Les signaux de l’économie britannique au rouge à l’arrivée de Truss à Downing Street
Inflation à deux chiffres, menace de récession et craintes d’un dérapage de la dette avec l’envolée des taux d’intérêt: les signaux de l’économie sont au rouge alors que Liz Truss fait son entrée à Downing Street.
Très libérale, la nouvelle Première ministre a donné, lors de son premier discours depuis sa prise de fonction officielle mardi, la priorité aux baisses d’impôts pour “recompenser ceux qui travaillent dur” et relancer une économie promise à la récession d’ici la fin de l’année. Mais face à des hausses de prix de 10,1%, au plus haut depuis 40 ans, et qui devraient atteindre de nouveaux sommets dans les mois qui viennent, tirées par les tarifs de l’énergie, Mme Truss s’apprête aussi à aligner des milliards de livres d’aides aux ménages Britanniques.
“Je vais m’attaquer de front à la crise énergétique. Je vais prendre des mesures cette semaine pour faire face aux factures d’énergie“, qui doivent augmenter de 80% au 1er octobre pour un foyer moyen, a-t-elle promis mardi. Le cocktail envisagé de baisses d’impôts et de hausse des dépenses qui “met sérieusement en question la crédibilité budgétaire du Royaume-Uni”, commente Geoffrey Yu, analyste chez iFlow.
Une perception de risque accru sur la dette britannique qui fait augmenter la rémunération et donc les taux d’intérêt assortis à cette dette.

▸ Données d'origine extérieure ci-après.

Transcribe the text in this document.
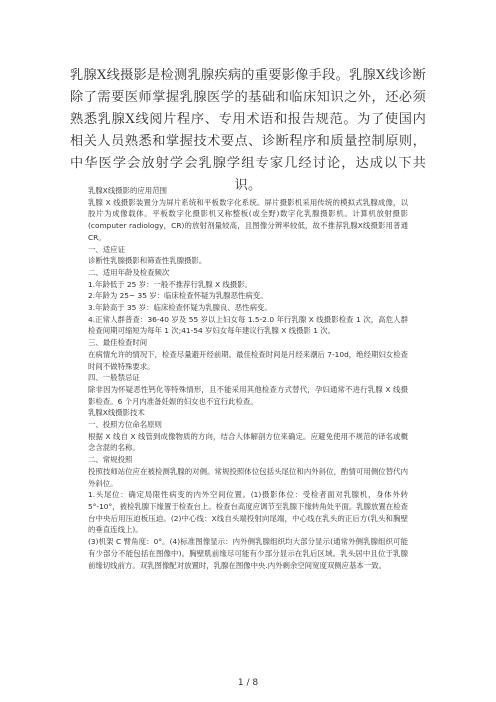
乳腺X线摄影是检测乳腺疾病的重要影像手段。乳腺X线诊断除了需要医师掌握乳腺医学的基础和临床知识之外，还必须熟悉乳腺X线阅片程序、专用术语和报告规范。为了使国内相关人员熟悉和掌握技术要点、诊断程序和质量控制原则，中华医学会放射学会乳腺学组专家几经讨论，达成以下共识。

乳腺X线摄影的应用范围

乳腺 X 线摄影装置分为屏片系统和平板数字化系统。屏片摄影机采用传统的模拟式乳腺成像，以胶片为成像载体。平板数字化摄影机又称整板(或全野)数字化乳腺摄影机。计算机放射摄影(computer radiology，CR)的放射剂量较高，且图像分辨率较低，故不推荐乳腺X线摄影用普通 CR。

一、适应证

诊断性乳腺摄影和筛查性乳腺摄影。

二、适用年龄及检查频次

1.年龄低于 25 岁：一般不推荐行乳腺 X 线摄影。

2.年龄为 25~ 35 岁：临床检查怀疑为乳腺恶性病变。

3.年龄高于 35 岁：临床检查怀疑为乳腺良、恶性病变。

4.正常人群普查：36-40 岁及 55 岁以上妇女每 1.5-2.0 年行乳腺 X 线摄影检查 1 次，高危人群检查间期可缩短为每年 1 次;41-54 岁妇女每年建议行乳腺 X 线摄影 1 次。

三、最佳检查时间

在病情允许的情况下，检查尽量避开经前期。最佳检查时间是月经来潮后 7-10d，绝经期妇女检查时间不做特殊要求。

四、一般禁忌证

除非因为怀疑恶性钙化等特殊情形，且不能采用其他检查方式替代，孕妇通常不进行乳腺 X 线摄影检查。6 个月内准备妊娠的妇女也不宜行此检查。

乳腺X线摄影技术

一、投照方位命名原则

根据 X 线自 X 线管到成像物质的方向，结合人体解剖方位来确定。应避免使用不规范的译名或概念含混的名称。

二、常规投照

投照技师站位应在被检测乳腺的对侧。常规投照体位包括头尾位和内外斜位，酌情可用侧位替代内外斜位。

1.头尾位：确定局限性病变的内外空间位置。(1)摄影体位：受检者面对乳腺机，身体外转 5°-10°，被检乳腺下缘置于检查台上。检查台高度应调节至乳腺下缘转角处平面。乳腺放置在检查台中央后用压迫板压迫。(2)中心线：X线自头端投射向尾端，中心线在乳头的正后方(乳头和胸壁的垂直连线上)。

(3)机架 C 臂角度：0°。(4)标准图像显示：内外侧乳腺组织均大部分显示(通常外侧乳腺组织可能有少部分不能包括在图像中)。胸壁肌前缘尽可能有少部分显示在乳后区域。乳头居中且位于乳腺前缘切线前方。双乳图像配对放置时，乳腺在图像中央.内外剩余空间宽度双侧应基本一致。

1 / 8
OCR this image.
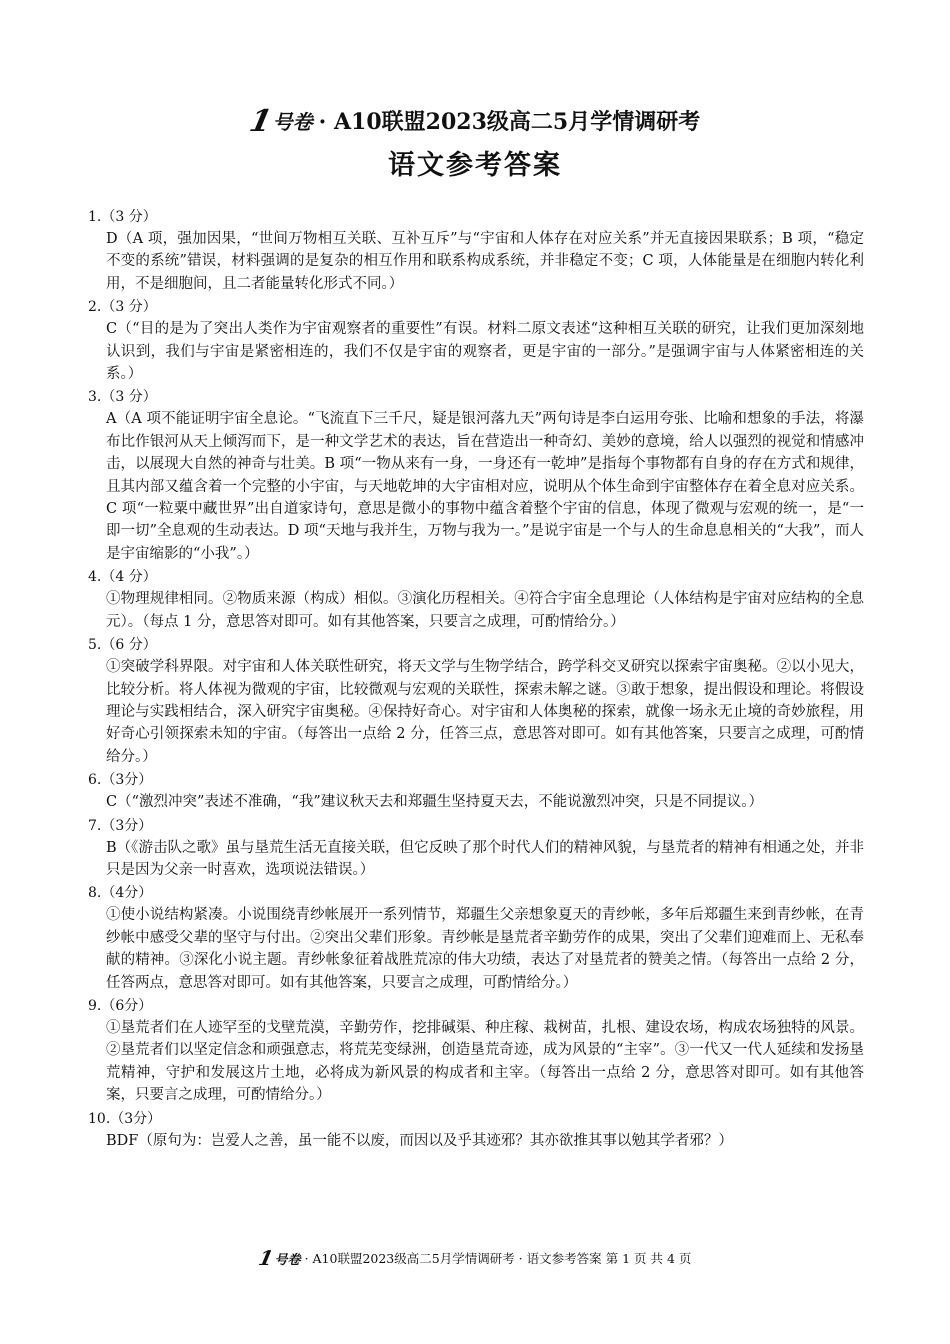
1
号卷 · A10联盟2023级高二5月学情调研考
语文参考答案
1.（3 分）

D（A 项，强加因果，“世间万物相互关联、互补互斥”与“宇宙和人体存在对应关系”并无直接因果联系；B 项，“稳定不变的系统”错误，材料强调的是复杂的相互作用和联系构成系统，并非稳定不变；C 项，人体能量是在细胞内转化利用，不是细胞间，且二者能量转化形式不同。）

2.（3 分）

C（“目的是为了突出人类作为宇宙观察者的重要性”有误。材料二原文表述“这种相互关联的研究，让我们更加深刻地认识到，我们与宇宙是紧密相连的，我们不仅是宇宙的观察者，更是宇宙的一部分。”是强调宇宙与人体紧密相连的关系。）

3.（3 分）

A（A 项不能证明宇宙全息论。“飞流直下三千尺，疑是银河落九天”两句诗是李白运用夸张、比喻和想象的手法，将瀑布比作银河从天上倾泻而下，是一种文学艺术的表达，旨在营造出一种奇幻、美妙的意境，给人以强烈的视觉和情感冲击，以展现大自然的神奇与壮美。B 项“一物从来有一身，一身还有一乾坤”是指每个事物都有自身的存在方式和规律，且其内部又蕴含着一个完整的小宇宙，与天地乾坤的大宇宙相对应，说明从个体生命到宇宙整体存在着全息对应关系。C 项“一粒粟中藏世界”出自道家诗句，意思是微小的事物中蕴含着整个宇宙的信息，体现了微观与宏观的统一，是“一即一切”全息观的生动表达。D 项“天地与我并生，万物与我为一。”是说宇宙是一个与人的生命息息相关的“大我”，而人是宇宙缩影的“小我”。）

4.（4 分）

①物理规律相同。②物质来源（构成）相似。③演化历程相关。④符合宇宙全息理论（人体结构是宇宙对应结构的全息元）。（每点 1 分，意思答对即可。如有其他答案，只要言之成理，可酌情给分。）

5.（6 分）

①突破学科界限。对宇宙和人体关联性研究，将天文学与生物学结合，跨学科交叉研究以探索宇宙奥秘。②以小见大，比较分析。将人体视为微观的宇宙，比较微观与宏观的关联性，探索未解之谜。③敢于想象，提出假设和理论。将假设理论与实践相结合，深入研究宇宙奥秘。④保持好奇心。对宇宙和人体奥秘的探索，就像一场永无止境的奇妙旅程，用好奇心引领探索未知的宇宙。（每答出一点给 2 分，任答三点，意思答对即可。如有其他答案，只要言之成理，可酌情给分。）

6.（3分）

C（“激烈冲突”表述不准确，“我”建议秋天去和郑疆生坚持夏天去，不能说激烈冲突，只是不同提议。）

7.（3分）

B（《游击队之歌》虽与垦荒生活无直接关联，但它反映了那个时代人们的精神风貌，与垦荒者的精神有相通之处，并非只是因为父亲一时喜欢，选项说法错误。）

8.（4分）

①使小说结构紧凑。小说围绕青纱帐展开一系列情节，郑疆生父亲想象夏天的青纱帐，多年后郑疆生来到青纱帐，在青纱帐中感受父辈的坚守与付出。②突出父辈们形象。青纱帐是垦荒者辛勤劳作的成果，突出了父辈们迎难而上、无私奉献的精神。③深化小说主题。青纱帐象征着战胜荒凉的伟大功绩，表达了对垦荒者的赞美之情。（每答出一点给 2 分，任答两点，意思答对即可。如有其他答案，只要言之成理，可酌情给分。）

9.（6分）

①垦荒者们在人迹罕至的戈壁荒漠，辛勤劳作，挖排碱渠、种庄稼、栽树苗，扎根、建设农场，构成农场独特的风景。②垦荒者们以坚定信念和顽强意志，将荒芜变绿洲，创造垦荒奇迹，成为风景的“主宰”。③一代又一代人延续和发扬垦荒精神，守护和发展这片土地，必将成为新风景的构成者和主宰。（每答出一点给 2 分，意思答对即可。如有其他答案，只要言之成理，可酌情给分。）

10.（3分）

BDF（原句为：岂爱人之善，虽一能不以废，而因以及乎其迹邪？其亦欲推其事以勉其学者邪？）

1 号卷 · A10联盟2023级高二5月学情调研考 · 语文参考答案 第 1 页 共 4 页
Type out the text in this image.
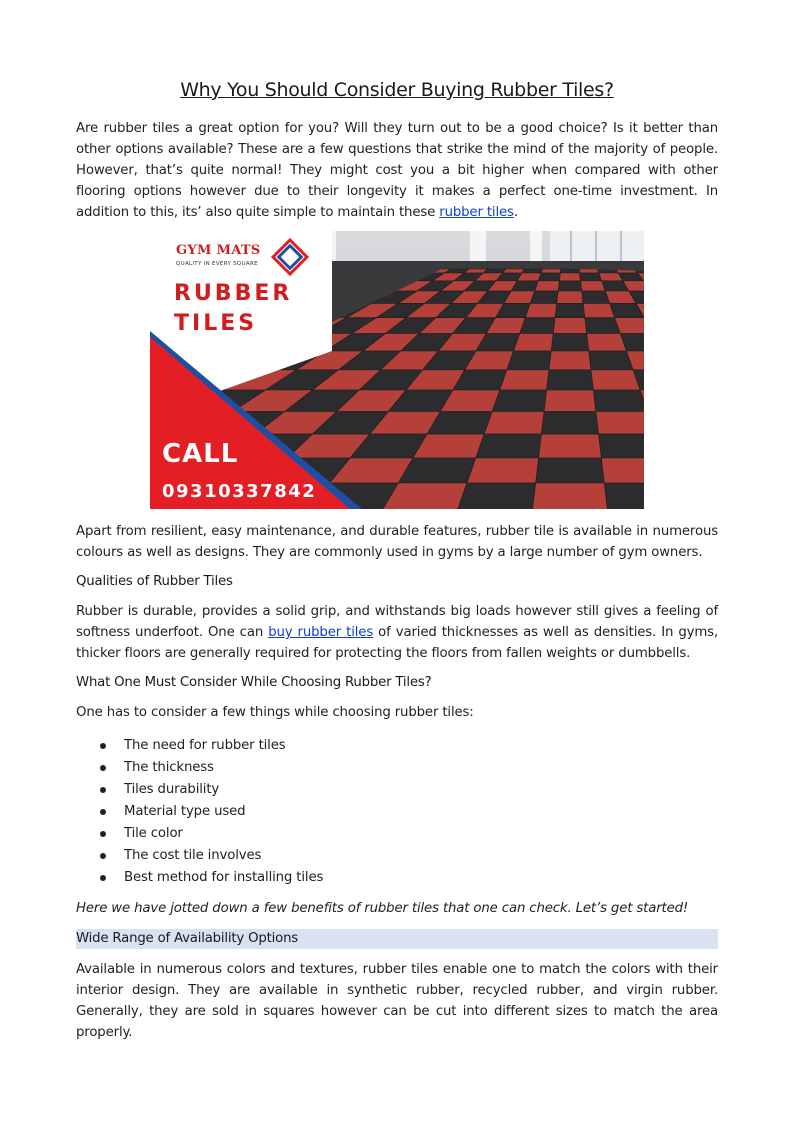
Why You Should Consider Buying Rubber Tiles?

Are rubber tiles a great option for you? Will they turn out to be a good choice? Is it better than other options available? These are a few questions that strike the mind of the majority of people. However, that’s quite normal! They might cost you a bit higher when compared with other flooring options however due to their longevity it makes a perfect one-time investment. In addition to this, its’ also quite simple to maintain these rubber tiles.

GYM MATS
QUALITY IN EVERY SQUARE
RUBBER
TILES
CALL
09310337842

Apart from resilient, easy maintenance, and durable features, rubber tile is available in numerous colours as well as designs. They are commonly used in gyms by a large number of gym owners.

Qualities of Rubber Tiles

Rubber is durable, provides a solid grip, and withstands big loads however still gives a feeling of softness underfoot. One can buy rubber tiles of varied thicknesses as well as densities. In gyms, thicker floors are generally required for protecting the floors from fallen weights or dumbbells.

What One Must Consider While Choosing Rubber Tiles?

One has to consider a few things while choosing rubber tiles:

The need for rubber tiles
The thickness
Tiles durability
Material type used
Tile color
The cost tile involves
Best method for installing tiles
Here we have jotted down a few benefits of rubber tiles that one can check. Let’s get started!
Wide Range of Availability Options

Available in numerous colors and textures, rubber tiles enable one to match the colors with their interior design. They are available in synthetic rubber, recycled rubber, and virgin rubber. Generally, they are sold in squares however can be cut into different sizes to match the area properly.
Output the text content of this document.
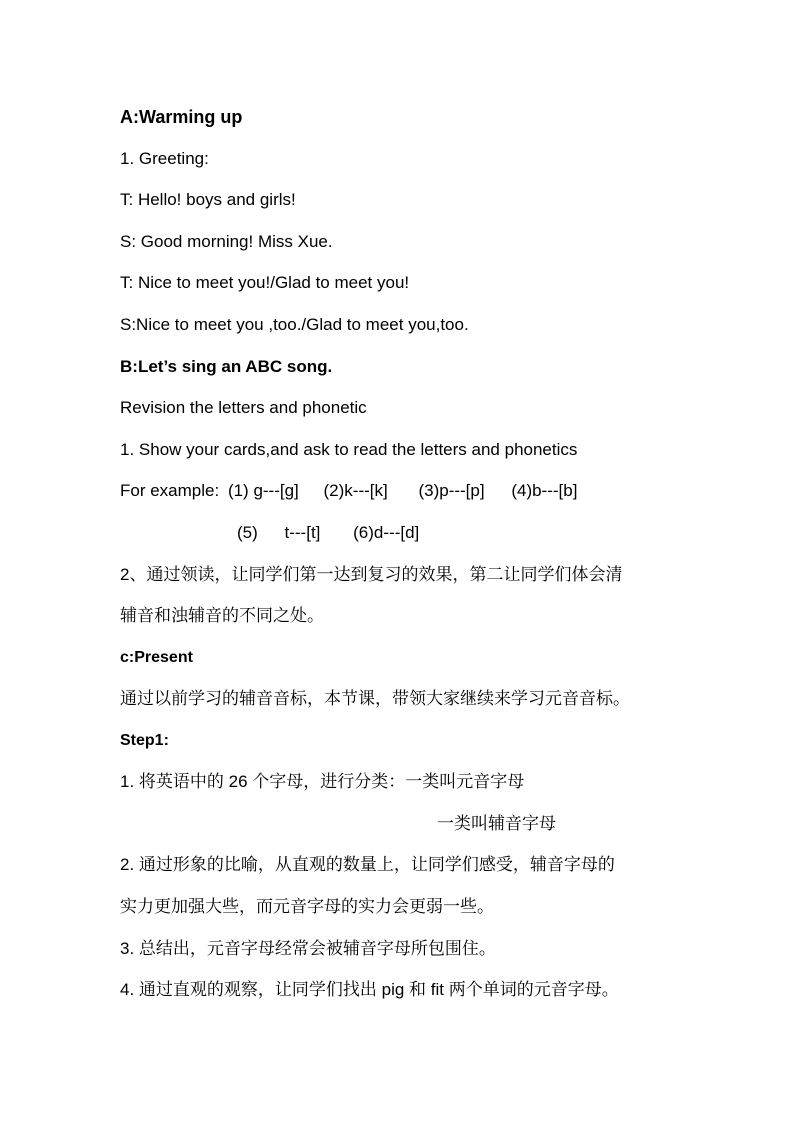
A:Warming up
1. Greeting:
T: Hello! boys and girls!
S: Good morning! Miss Xue.
T: Nice to meet you!/Glad to meet you!
S:Nice to meet you ,too./Glad to meet you,too.
B:Let’s sing an ABC song.
Revision the letters and phonetic
1. Show your cards,and ask to read the letters and phonetics
For example: (1) g---[g] (2)k---[k] (3)p---[p] (4)b---[b]
(5) t---[t] (6)d---[d]
2、通过领读，让同学们第一达到复习的效果，第二让同学们体会清
辅音和浊辅音的不同之处。
c:Present
通过以前学习的辅音音标，本节课，带领大家继续来学习元音音标。
Step1:
1. 将英语中的 26 个字母，进行分类：一类叫元音字母
一类叫辅音字母
2. 通过形象的比喻，从直观的数量上，让同学们感受，辅音字母的
实力更加强大些，而元音字母的实力会更弱一些。
3. 总结出，元音字母经常会被辅音字母所包围住。
4. 通过直观的观察，让同学们找出 pig 和 fit 两个单词的元音字母。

Le taux d’emprunt à dix ans du Royaume-Uni est ainsi passé mardi au-dessus de 3% et évoluait au plus haut depuis juillet 2011. La barre des 3% n’avait plus été franchie depuis 2014.
Si la confiance des marchés continue à s’éroder, “elle pourrait se transformer en crise de la balance des paiements dans l’hypothèse où les (investisseurs) étrangers refuseraient de financer” la dette britannique, prévient Shreyas Gopal, analyste chez Deutsche Bank. L’économiste pointe le risque d’une crise de la dette similaire à celle des années 1970, quand le Royaume-Uni avait dû faire appel au Fonds monétaire international (FMI) pour renflouer ses caisses.
Geoffrey Yu juge cependant que les craintes d’un “effondrement budgétaire ne sont pas justifiées”, même si à court terme, le Royaume-Uni pourrait voir le coût de sa dette s’envoler, tiré aussi par l’inflation, sur laquelle les intérêts de certains bons sont indexés.
Les investisseurs trépignent
Kwasi Kwarteng, donné comme futur Chancelier de l’Echiquier, s’est employé à rassurer les marchés lundi dans une tribune dans le Financial Times, assurant que le gouvernement Truss mènera une politique “financièrement responsable” et s’efforcera de réduire la dette dès que possible.
La dette publique britannique, qui s’était déjà envolée avec les dépenses liées au Covid, représente plus de 95% du PIB. La livre sterling, elle aussi plombée par le tableau peu réjouissant de l’économie britannique, a récemment reculé face au dollar plus vite que les autres grandes monnaies, comme l’euro ou le yen. La monnaie britannique se stabilisait mardi autour de 1,1547 dollar vers 16h00 GMT.
“Liz Truss a une pile de problèmes à résoudre, mais elle a promis que l’atténuation de la crise énergétique serait une priorité“, ce qui dissiperait l’incertitude ambiante et profitait à la livre, selon Susannah Streeter, analyste chez Hargreaves Lansdown.
Mais les investisseurs trépignent en attendant les annonces de Mme Truss, qui pourraient se traduire selon la presse britannique par un gel des factures d’électricité pour les ménages, ce qui pourrait coûter jusqu’à 130 milliards de livres. Les économistes s’accordaient pour dire mardi qu’un soutien aussi massif face à l’envolée des prix de l’énergie aurait le mérite de faire baisser l’inflation. Si la mesure est mise en oeuvre, celle-ci “serait probablement sur la bonne voie pour revenir à son objectif de 2% dans un an”, selon les analystes de Pantheon Macroeconomics. Les économistes de Barclays estiment que l’inflation pourrait même déjà avoir atteint son pic.
“À court terme, (le gel des prix de l’énergie) semble être un moyen efficace pour apporter une plus grande certitude et soulager la pression sur la Banque d’Angleterre“, chargée de la stabilité des prix, selon Joshua Mahony, analyste chez IG. “Mais la conséquence à long terme se traduira sans aucun doute par une autre pile de dettes qui devra finalement être payée par des impôts plus élevés”, selon lui.